Er rieb sich die Augen und nickte. »Wenn es so ist, Cate, und es tatsächlich ein Artefakt ist, so wie es das bei uns gibt, dann sollten sich dir zwei Fragen stellen«, sagte er und schob sich vorsichtig aus der Hängematte. »Erstens, ob es noch mehr von ihnen gibt und wie du sie so schnell wie möglich in deinen Besitz bringst. Und zweitens …« Er stockte und zündete mit der einen Hand eine winzige tanzende Feuerkugel an, um mir in die Augen sehen zu können. Müde, aber todernst kamen die nächsten Worte über seine Lippen. »… musst du dir bewusstwerden, dass du im Moment allein die gesamte Kraft deines Volkes besitzt. Nur weil alle weg sind, ist sie ja nicht verloren. Sie sammelt sich. Und zwar in dir. Wie mächtig bist du also wirklich?«
Ich schluckte gegen meinen trockenen Hals an. So viele Gedanken, so viel, über das ich nachdenken musste.
In dieser Nacht blieb mir der Schlaf trotz Müdigkeit fern.
7
Der Morgen graute und mein Kopf fühlte sich an wie Grütze. Ich hatte die ganze Nacht gegrübelt und jetzt, wo feiner Dunst vom Boden aufstieg, hatte ich das Gefühl, noch weniger zu wissen als zuvor.
Was sollte ich mit diesen neuen Informationen anfangen?
Ich hatte versucht, mit dem Wind darüber zu sprechen, er gab mir auf meine Fragen jedoch keine sinnvollen Antworten. Und sobald ich konkret nachhakte, verstummte er.
War er wirklich krank? Oder war ich es vielleicht?
Mir war sogar schon der Gedanke gekommen, dass es an meiner Verliebtheit liegen könnte. Allerdings hielt ich das doch für abwegig.
Am wahrscheinlichsten erschien mir, dass das Windspiel die Ursache war oder auch meine Unfähigkeit, es zu verwenden.
Ich wälzte mich auf die andere Seite. Meine Hängematte schwankte dabei leicht. Meine Gefühle spiegelnd zog der Wind träge durch die Baumkronen über mir.
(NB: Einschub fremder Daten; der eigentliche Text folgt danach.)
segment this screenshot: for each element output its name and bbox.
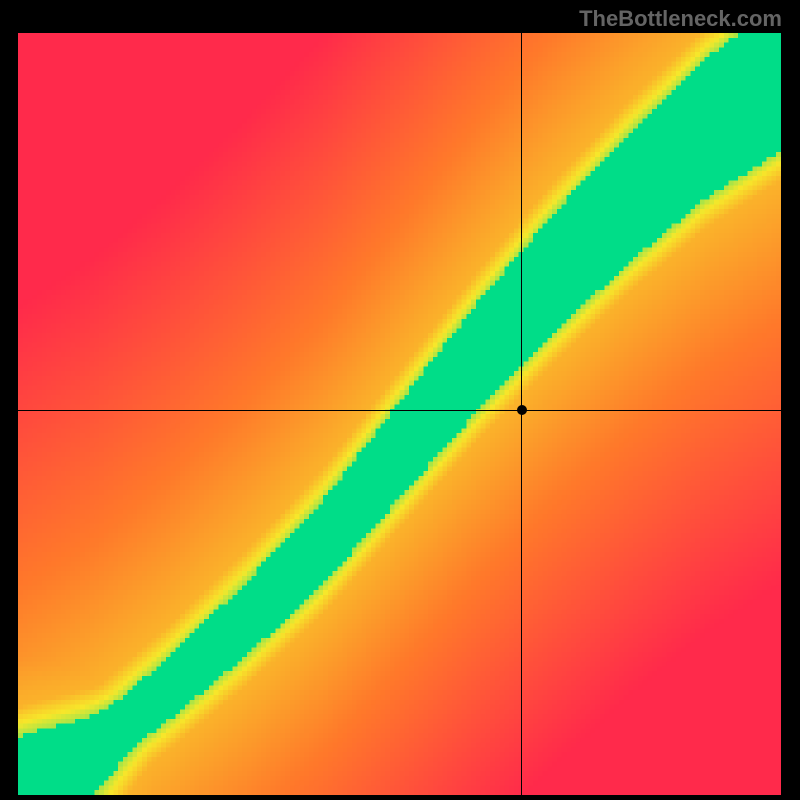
crosshair-horizontal bbox=[18, 410, 781, 411]
bottleneck-heatmap-frame bbox=[18, 33, 781, 795]
bottleneck-heatmap-canvas bbox=[18, 33, 781, 795]
selection-marker bbox=[517, 405, 527, 415]
watermark-text: TheBottleneck.com bbox=[579, 6, 782, 32]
Justus hatte die ganze Nacht selig geschlafen. Anfangs hatte er leise geschnarcht, sich dann auf den Bauch gedreht und seitdem nicht mehr viel bewegt.
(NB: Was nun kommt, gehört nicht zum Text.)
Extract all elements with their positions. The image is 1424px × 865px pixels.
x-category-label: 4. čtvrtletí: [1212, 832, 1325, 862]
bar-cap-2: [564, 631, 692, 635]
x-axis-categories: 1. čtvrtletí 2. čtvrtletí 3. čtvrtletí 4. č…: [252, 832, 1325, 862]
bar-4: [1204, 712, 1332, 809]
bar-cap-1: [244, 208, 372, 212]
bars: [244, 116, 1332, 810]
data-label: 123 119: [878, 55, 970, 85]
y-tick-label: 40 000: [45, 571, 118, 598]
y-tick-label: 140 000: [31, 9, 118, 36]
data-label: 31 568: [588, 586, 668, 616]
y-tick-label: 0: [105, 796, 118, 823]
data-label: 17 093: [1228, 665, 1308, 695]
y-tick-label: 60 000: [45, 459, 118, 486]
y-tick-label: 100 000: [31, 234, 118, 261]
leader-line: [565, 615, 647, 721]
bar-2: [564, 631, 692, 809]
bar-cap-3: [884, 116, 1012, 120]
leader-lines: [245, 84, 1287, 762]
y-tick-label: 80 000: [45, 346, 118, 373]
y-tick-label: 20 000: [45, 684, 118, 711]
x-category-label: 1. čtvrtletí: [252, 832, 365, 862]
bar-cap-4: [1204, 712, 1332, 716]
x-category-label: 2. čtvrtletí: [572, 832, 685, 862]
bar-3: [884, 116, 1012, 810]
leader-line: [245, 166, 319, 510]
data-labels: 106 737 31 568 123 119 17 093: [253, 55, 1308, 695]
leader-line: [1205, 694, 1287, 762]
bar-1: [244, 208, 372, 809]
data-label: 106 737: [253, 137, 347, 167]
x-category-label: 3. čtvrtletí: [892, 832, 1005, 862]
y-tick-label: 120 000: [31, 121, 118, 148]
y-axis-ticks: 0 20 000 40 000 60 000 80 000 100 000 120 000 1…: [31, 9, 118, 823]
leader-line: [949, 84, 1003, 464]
»Weil es gebraten besser schmeckt«, hatte er vor ungefähr zwei Stunden im Schlaf gemurmelt und sich an der Stirn gekratzt.
Vorsichtig linste ich über den Rand meiner Hängematte und betrachtete sein schlafendes Profil. Mit den strubbligen Haaren und dem entspannten Gesicht wirkte er viel jünger. Mein Herz schlug mir bis zum Hals, während ich ihn musterte. Seine weich geschwungenen Lippen waren leicht geöffnet und er atmete gleichmäßig.
Mein Kopf war so furchtbar übermüdet, dass ich mich nicht vor meinen eigenen Gedanken retten konnte. Wie sich seine Lippen wohl anfühlten? Wie es war, ihn zu küssen?
Unbewusst fuhr ich mir mit der Zunge über den Mund. Ob er wohl aufwachte, wenn ich es versuchte?